院長メッセージ

豊見城中央病院は南部医療圏に位置する地域医療支援病院であり、2016年の二次医療圏別がん登録割合でも93.5%が南部医療圏の患者様です。

当院のがん登録患者数は2012年より一貫して増加傾向でしたが、2016年は720名と2015年に比し若干の減少を示しています。男性395名、女性325名と男性が多く、年齢分布では60-69歳:188名が最も多くなり、次いで70-79歳:172名、80歳以上:134名となっています。

この60歳以上の年齢層においては登録数が2015 年より減少していますが、60歳未満の年齢層では逆にどの年齢層でも登録数が増えており、今後の経過を注意深く追っていく必要がありそうです。部位別登録数では大腸がんが150件(結腸:108件、直腸:42件)、前立腺がん:70件、肺がん:63件、乳がん:61件、子宮頸がん:53件、胃がん:50件と続きます。食道がん:8件も含めると自覚症状に乏しいと言われる消化管のがんが合計208件であり、早期発見・早期治療のためには上部・下部の内視鏡検査の必要性を改めて感じます。腎・泌尿器系のがんも多く、前述の前立腺がんに加えて、腎・他の尿路のがん:36件、膀胱がん:25件で、合わせて131件に上ります。また肝胆膵では膵がん:23件、肝がん:21件、胆のう・胆管がん:20件となり計64件でした。腎・泌尿器系がんや肝胆膵がんでは、腹部超音波検査による早期発見も可能な疾患であるため、当院ではエコー検査精度の向上・強化を図っています。

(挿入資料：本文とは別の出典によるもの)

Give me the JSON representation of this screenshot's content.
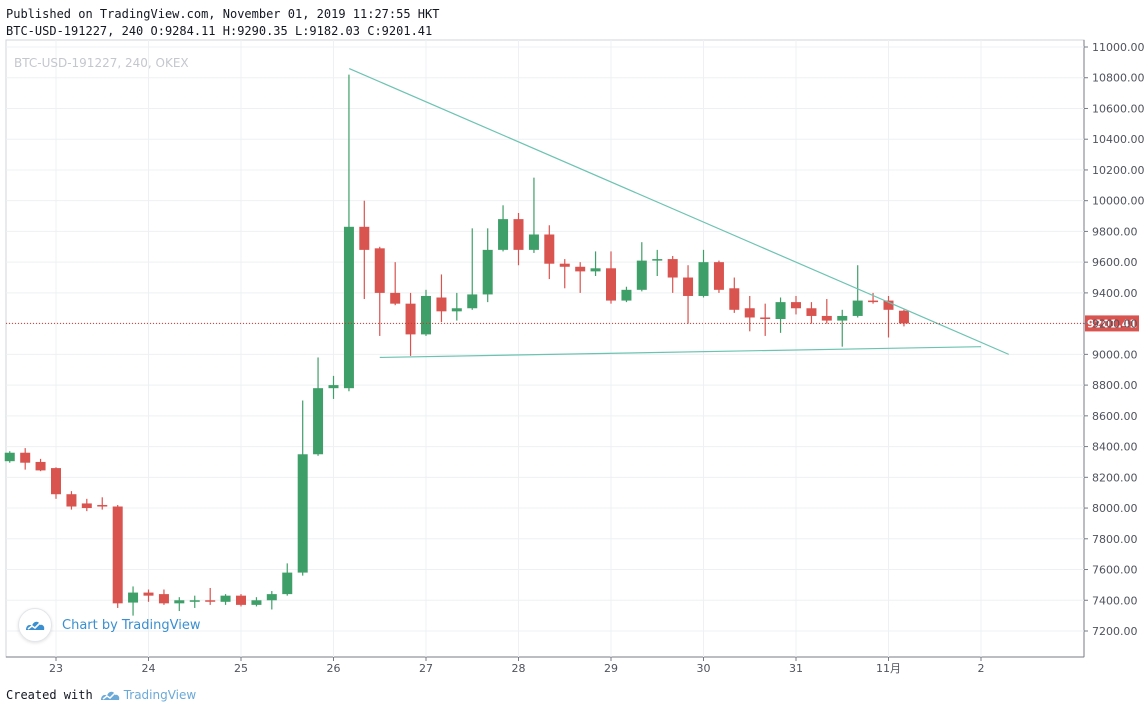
{
  "header": {
    "published": "Published on TradingView.com, November 01, 2019 11:27:55 HKT",
    "ohlc": "BTC-USD-191227, 240 O:9284.11 H:9290.35 L:9182.03 C:9201.41"
  },
  "watermark": "BTC-USD-191227, 240, OKEX",
  "badge_label": "Chart by TradingView",
  "footer": {
    "created_with": "Created with",
    "brand": "TradingView"
  },
  "colors": {
    "up": "#3f9f68",
    "down": "#d9534f",
    "trendline": "#6cc3b2",
    "price_line": "#c0392b",
    "grid": "#eef0f3"
  },
  "chart_data": {
    "type": "candlestick",
    "ylim": [
      7050,
      11050
    ],
    "y_ticks": [
      7200,
      7400,
      7600,
      7800,
      8000,
      8200,
      8400,
      8600,
      8800,
      9000,
      9200,
      9400,
      9600,
      9800,
      10000,
      10200,
      10400,
      10600,
      10800,
      11000
    ],
    "y_tick_labels": [
      "7200.00",
      "7400.00",
      "7600.00",
      "7800.00",
      "8000.00",
      "8200.00",
      "8400.00",
      "8600.00",
      "8800.00",
      "9000.00",
      "9200.00",
      "9400.00",
      "9600.00",
      "9800.00",
      "10000.00",
      "10200.00",
      "10400.00",
      "10600.00",
      "10800.00",
      "11000.00"
    ],
    "x_ticks": [
      {
        "label": "23",
        "day": 23
      },
      {
        "label": "24",
        "day": 24
      },
      {
        "label": "25",
        "day": 25
      },
      {
        "label": "26",
        "day": 26
      },
      {
        "label": "27",
        "day": 27
      },
      {
        "label": "28",
        "day": 28
      },
      {
        "label": "29",
        "day": 29
      },
      {
        "label": "30",
        "day": 30
      },
      {
        "label": "31",
        "day": 31
      },
      {
        "label": "11月",
        "day": 32
      },
      {
        "label": "2",
        "day": 33
      }
    ],
    "current_price": {
      "value": 9201.41,
      "label": "9201.41"
    },
    "candles": [
      {
        "d": 22.333,
        "o": 8303,
        "h": 8310,
        "l": 8298,
        "c": 8305
      },
      {
        "d": 22.5,
        "o": 8305,
        "h": 8370,
        "l": 8295,
        "c": 8360
      },
      {
        "d": 22.667,
        "o": 8360,
        "h": 8390,
        "l": 8250,
        "c": 8295
      },
      {
        "d": 22.833,
        "o": 8300,
        "h": 8320,
        "l": 8240,
        "c": 8245
      },
      {
        "d": 23.0,
        "o": 8260,
        "h": 8265,
        "l": 8060,
        "c": 8090
      },
      {
        "d": 23.167,
        "o": 8090,
        "h": 8110,
        "l": 7990,
        "c": 8010
      },
      {
        "d": 23.333,
        "o": 8030,
        "h": 8060,
        "l": 7980,
        "c": 8000
      },
      {
        "d": 23.5,
        "o": 8020,
        "h": 8070,
        "l": 7990,
        "c": 8010
      },
      {
        "d": 23.667,
        "o": 8010,
        "h": 8020,
        "l": 7350,
        "c": 7380
      },
      {
        "d": 23.833,
        "o": 7385,
        "h": 7490,
        "l": 7300,
        "c": 7450
      },
      {
        "d": 24.0,
        "o": 7450,
        "h": 7470,
        "l": 7390,
        "c": 7430
      },
      {
        "d": 24.167,
        "o": 7440,
        "h": 7470,
        "l": 7370,
        "c": 7380
      },
      {
        "d": 24.333,
        "o": 7380,
        "h": 7420,
        "l": 7330,
        "c": 7400
      },
      {
        "d": 24.5,
        "o": 7390,
        "h": 7430,
        "l": 7350,
        "c": 7400
      },
      {
        "d": 24.667,
        "o": 7400,
        "h": 7480,
        "l": 7370,
        "c": 7395
      },
      {
        "d": 24.833,
        "o": 7390,
        "h": 7440,
        "l": 7370,
        "c": 7430
      },
      {
        "d": 25.0,
        "o": 7430,
        "h": 7440,
        "l": 7360,
        "c": 7370
      },
      {
        "d": 25.167,
        "o": 7370,
        "h": 7420,
        "l": 7360,
        "c": 7400
      },
      {
        "d": 25.333,
        "o": 7400,
        "h": 7460,
        "l": 7340,
        "c": 7440
      },
      {
        "d": 25.5,
        "o": 7440,
        "h": 7640,
        "l": 7430,
        "c": 7580
      },
      {
        "d": 25.667,
        "o": 7580,
        "h": 8700,
        "l": 7560,
        "c": 8350
      },
      {
        "d": 25.833,
        "o": 8350,
        "h": 8980,
        "l": 8340,
        "c": 8780
      },
      {
        "d": 26.0,
        "o": 8780,
        "h": 8860,
        "l": 8710,
        "c": 8800
      },
      {
        "d": 26.167,
        "o": 8780,
        "h": 10820,
        "l": 8760,
        "c": 9830
      },
      {
        "d": 26.333,
        "o": 9830,
        "h": 10000,
        "l": 9360,
        "c": 9680
      },
      {
        "d": 26.5,
        "o": 9690,
        "h": 9700,
        "l": 9120,
        "c": 9400
      },
      {
        "d": 26.667,
        "o": 9400,
        "h": 9600,
        "l": 9320,
        "c": 9330
      },
      {
        "d": 26.833,
        "o": 9330,
        "h": 9400,
        "l": 8990,
        "c": 9130
      },
      {
        "d": 27.0,
        "o": 9130,
        "h": 9420,
        "l": 9120,
        "c": 9380
      },
      {
        "d": 27.167,
        "o": 9370,
        "h": 9520,
        "l": 9210,
        "c": 9280
      },
      {
        "d": 27.333,
        "o": 9280,
        "h": 9400,
        "l": 9220,
        "c": 9300
      },
      {
        "d": 27.5,
        "o": 9300,
        "h": 9820,
        "l": 9290,
        "c": 9390
      },
      {
        "d": 27.667,
        "o": 9390,
        "h": 9820,
        "l": 9340,
        "c": 9680
      },
      {
        "d": 27.833,
        "o": 9680,
        "h": 9970,
        "l": 9670,
        "c": 9880
      },
      {
        "d": 28.0,
        "o": 9880,
        "h": 9920,
        "l": 9580,
        "c": 9680
      },
      {
        "d": 28.167,
        "o": 9680,
        "h": 10150,
        "l": 9660,
        "c": 9780
      },
      {
        "d": 28.333,
        "o": 9780,
        "h": 9840,
        "l": 9490,
        "c": 9590
      },
      {
        "d": 28.5,
        "o": 9590,
        "h": 9620,
        "l": 9430,
        "c": 9570
      },
      {
        "d": 28.667,
        "o": 9570,
        "h": 9600,
        "l": 9400,
        "c": 9540
      },
      {
        "d": 28.833,
        "o": 9540,
        "h": 9670,
        "l": 9510,
        "c": 9560
      },
      {
        "d": 29.0,
        "o": 9560,
        "h": 9670,
        "l": 9330,
        "c": 9350
      },
      {
        "d": 29.167,
        "o": 9350,
        "h": 9440,
        "l": 9340,
        "c": 9420
      },
      {
        "d": 29.333,
        "o": 9420,
        "h": 9730,
        "l": 9410,
        "c": 9610
      },
      {
        "d": 29.5,
        "o": 9610,
        "h": 9680,
        "l": 9510,
        "c": 9620
      },
      {
        "d": 29.667,
        "o": 9620,
        "h": 9640,
        "l": 9400,
        "c": 9500
      },
      {
        "d": 29.833,
        "o": 9500,
        "h": 9580,
        "l": 9200,
        "c": 9380
      },
      {
        "d": 30.0,
        "o": 9380,
        "h": 9680,
        "l": 9370,
        "c": 9600
      },
      {
        "d": 30.167,
        "o": 9600,
        "h": 9610,
        "l": 9400,
        "c": 9420
      },
      {
        "d": 30.333,
        "o": 9430,
        "h": 9500,
        "l": 9270,
        "c": 9290
      },
      {
        "d": 30.5,
        "o": 9300,
        "h": 9380,
        "l": 9150,
        "c": 9240
      },
      {
        "d": 30.667,
        "o": 9240,
        "h": 9330,
        "l": 9120,
        "c": 9230
      },
      {
        "d": 30.833,
        "o": 9230,
        "h": 9370,
        "l": 9140,
        "c": 9340
      },
      {
        "d": 31.0,
        "o": 9340,
        "h": 9380,
        "l": 9260,
        "c": 9300
      },
      {
        "d": 31.167,
        "o": 9300,
        "h": 9340,
        "l": 9200,
        "c": 9250
      },
      {
        "d": 31.333,
        "o": 9250,
        "h": 9360,
        "l": 9200,
        "c": 9220
      },
      {
        "d": 31.5,
        "o": 9220,
        "h": 9290,
        "l": 9050,
        "c": 9250
      },
      {
        "d": 31.667,
        "o": 9250,
        "h": 9580,
        "l": 9240,
        "c": 9350
      },
      {
        "d": 31.833,
        "o": 9350,
        "h": 9400,
        "l": 9330,
        "c": 9340
      },
      {
        "d": 32.0,
        "o": 9350,
        "h": 9380,
        "l": 9110,
        "c": 9290
      },
      {
        "d": 32.167,
        "o": 9284.11,
        "h": 9290.35,
        "l": 9182.03,
        "c": 9201.41
      }
    ],
    "trendlines": [
      {
        "from": {
          "d": 26.17,
          "y": 10860
        },
        "to": {
          "d": 33.3,
          "y": 9000
        }
      },
      {
        "from": {
          "d": 26.5,
          "y": 8980
        },
        "to": {
          "d": 33.0,
          "y": 9050
        }
      }
    ]
  }
}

女性特有の疾患の登録数では、前述の乳がん・子宮頸がんに加えて子宮体がんも23件であり、3年間の推移をみますと子宮頚がん・子宮体がんが急激に増加しています。婦人科疾患の背景には、受診をためらうことで病状が進行している場合も多く、それが予後を悪化させているのは明らかで何らかの対策が必要と思われます。また、これはがんに限った事ではありませんが、沖縄県全体で住民検診等での異常指摘時にも2次検診を受診しない場合や、受療行動が遅いことが問題となっています。その受領行動の改善を目指し、当院ではまず婦人科疾患自覚症状出現時の早期受診と2次検診の重要性を住民に理解してもらうべく、行政とともに啓蒙活動に取り組み始めました。

当院でのがん発見経緯別登録割合をみますと、自覚症状などを訴えての受診が42.5%、他疾患経過観察中の偶然発見が32.8%、がん検診・健康診断・人間ドックによる発見が21.0%で、来院経路別での割合をみますと他施設からの紹介が63.5%となっています。関連施設である友愛会健康管理センターをさらに充実させて、がんの早期発見への取り組みを強化するとともに、地域のクリニック・診療所から信頼して紹介していただける体制づくりを目指していきます。

これまで社会医療法人友愛会は上記した健康管理センターでのがん早期発見、豊見城中央病院での手術・内視鏡治療・化学療法、豊崎クリニックPET画像センターでの転移検索、南部病院での緩和ケアなど各施設で実績を積み上げており、南部医療圏におけるがん診療の充実を図ってきました。現在、豊見城市与根において建設中の新病院では【がん診療の強化】を目標の一つに挙げ、新しく放射線治療機器を導入し集学的がん診療体制を確立すべく2020年3月に竣工予定です。

また、今後は各病院や施設でのがん診療に留まらず、在宅での看取りへ積極的な取り組みが求められており、地域を上げてのがん診療体制づくりが急務となってきます。これからも友愛会は、南部医療圏に最良の医療を提供することを目標に掲げ、周辺医療機関や周辺施設と協力し相互理解を深め、一貫した継続性のあるがん診療を展開して行けるよう取り組んでいきます。